Today (December 5) is the birthday of Christina Rossetti (1830-1894). Rossetti is remembered these days for the Christmas lyric “In the Bleak Midwinter,” the long, strange, poem Goblin Market which launched a thousand knowing dissertations, and charming, harmless children’s verse like “Hurt no living thing:Ladybird, nor butterfly.”
But Rossetti also wrote a devotional commentary on the book of Revelation. It’s the strangest commentary I’ve ever seen, running over 500 pages, and ending with the curt “If I have been overbold in attempting such a work as this I beg pardon.” But it begins with a full blast that lets you know exactly what you’re in for:
If thou canst dive, bring up pearls. If thou canst not dive, collect amber. Though I fail to identify Paradisiacal “bdellium,” I still may hope to search out beauties of the “onyx stone.”
Aaaand away she goes, for hundreds of pages of verse-by-verse commentary on Revelation, which wanders between prose and poetry, inducing (in me, at least) a dream-like state of liminality. Any time you think you’ve got Rossetti figured, she does something unexpected. You might think she’s a death-obsessed emo, but she hits you in the head with the hope of heaven. You might think she’s all about the Oxford Movement, but she gets all evangelical and premillenial on you. You might think she’s commenting on the Bible, but then she says
Earth cannot bar flame from ascending
Hell cannot bind light from descending
Death cannot finish life never endingEagle and sun gaze at each other
Eagle at sun brother at Brother
Loving in peace and joy one another
Rossetti has decided that the spiritual lesson of the book of Revelation is patience, and her long and meandering commentary requires the patience and devotion it cultivates. I’ve never finished it, though I’ve tried a few times. Or maybe I have finished, but dreamed I hadn’t.

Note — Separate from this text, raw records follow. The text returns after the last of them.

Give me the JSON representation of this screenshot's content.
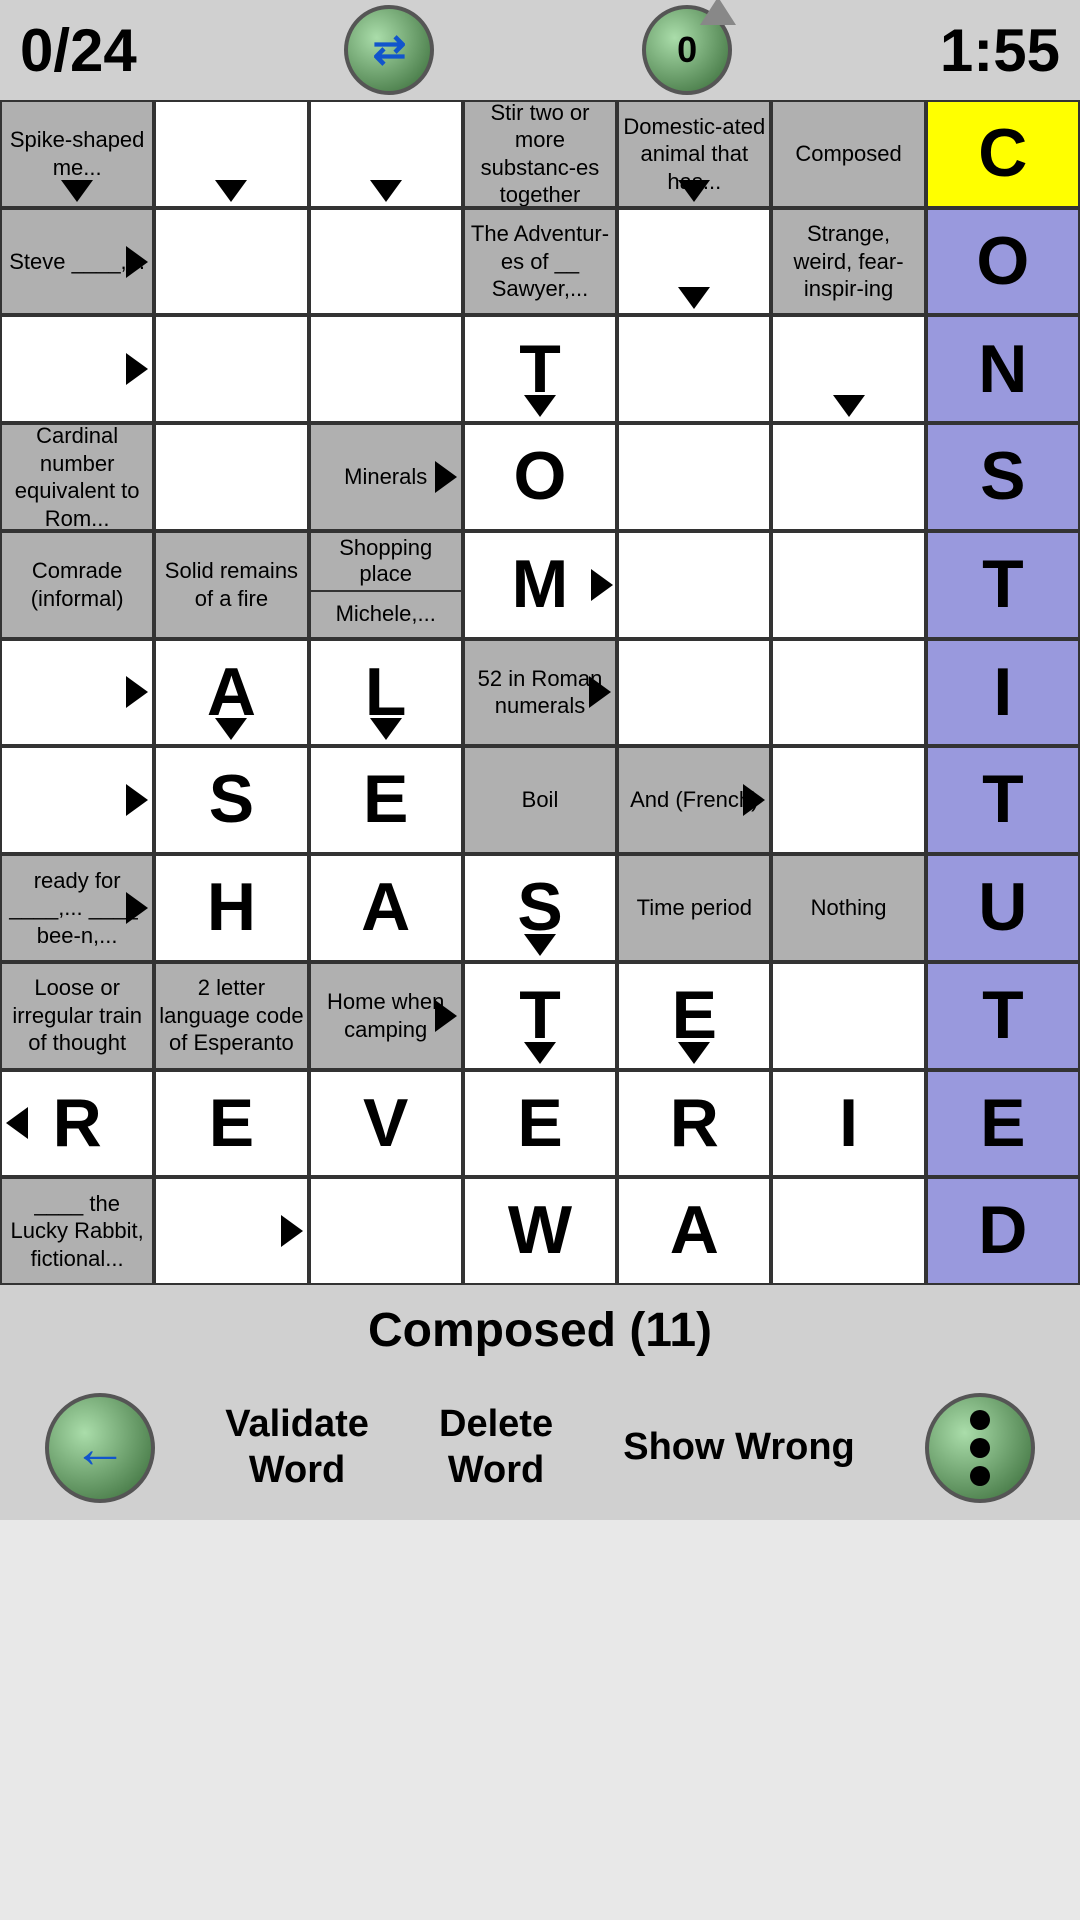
{
  "header": {
    "score": "0/24",
    "timer": "1:55",
    "swap_label": "⇄",
    "hint_count": "0"
  },
  "clue_bar": {
    "text": "Composed (11)"
  },
  "footer": {
    "validate_label": "Validate\nWord",
    "delete_label": "Delete\nWord",
    "show_wrong_label": "Show\nWrong"
  },
  "grid": {
    "rows": 11,
    "cols": 7
  }
}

Little Lamb, who lost thee?–
I myself, none other.
Little Lamb, who found thee?–
Jesus, Shepherd, Brother.
Ah, Lord, what I cost Thee!
Canst Thou still desire?–
Still Mine arms surround thee,
Still I lift thee higher,
Draw thee nigher.
Rossetti’s Face of the Deep also reveals a first-rate theological mind at work. Somewhere around page 239 she begins pondering the tendency of so many Christians to ignore the Holy Spirit. She seeks the reasons for this neglect, not to excuse it, but to show where she ought be especially on guard. First, says Rossetti, neither half of the Holy Spirit’s name lends itself to picking out one person of the Trinity: All three are Holy, all three are Spirit. Further, the Spirit does so well at indwelling the church that he can be overlooked:
The actual Graciousness and overflowing Goodness of God the Holy Ghost may be so misused by us as to obscure His Personality. His diffusion throughout the Communion of Saints may be misconstrued as His non-existence independent of that Communion; reducing our conception of Him to a grace, a gift; not a distinct, Divine, Almighty Person.
And though Rossetti is radically Christ-centered in her devotion, there is even a way of praising Christ which, though found in the language of the Book of Common Prayer, must be guarded lest it keep us from giving the Spirit his due:
I think too that the devout formula, “Jesus Christ our only Mediator and Advocate,” may beguile us into positive though inadvertent misstatement, unless we consciously limit “only” to “Mediator”; jealously bearing in mind that God the Holy Ghost vouchsafes to be our other Advocate.
The Face of the Deep is well worth reading around in, though I’m not convinced it can be read cover to cover. I don’t think we understand Rossetti if we don’t take it into account; and Rossetti is well worth coming to terms with.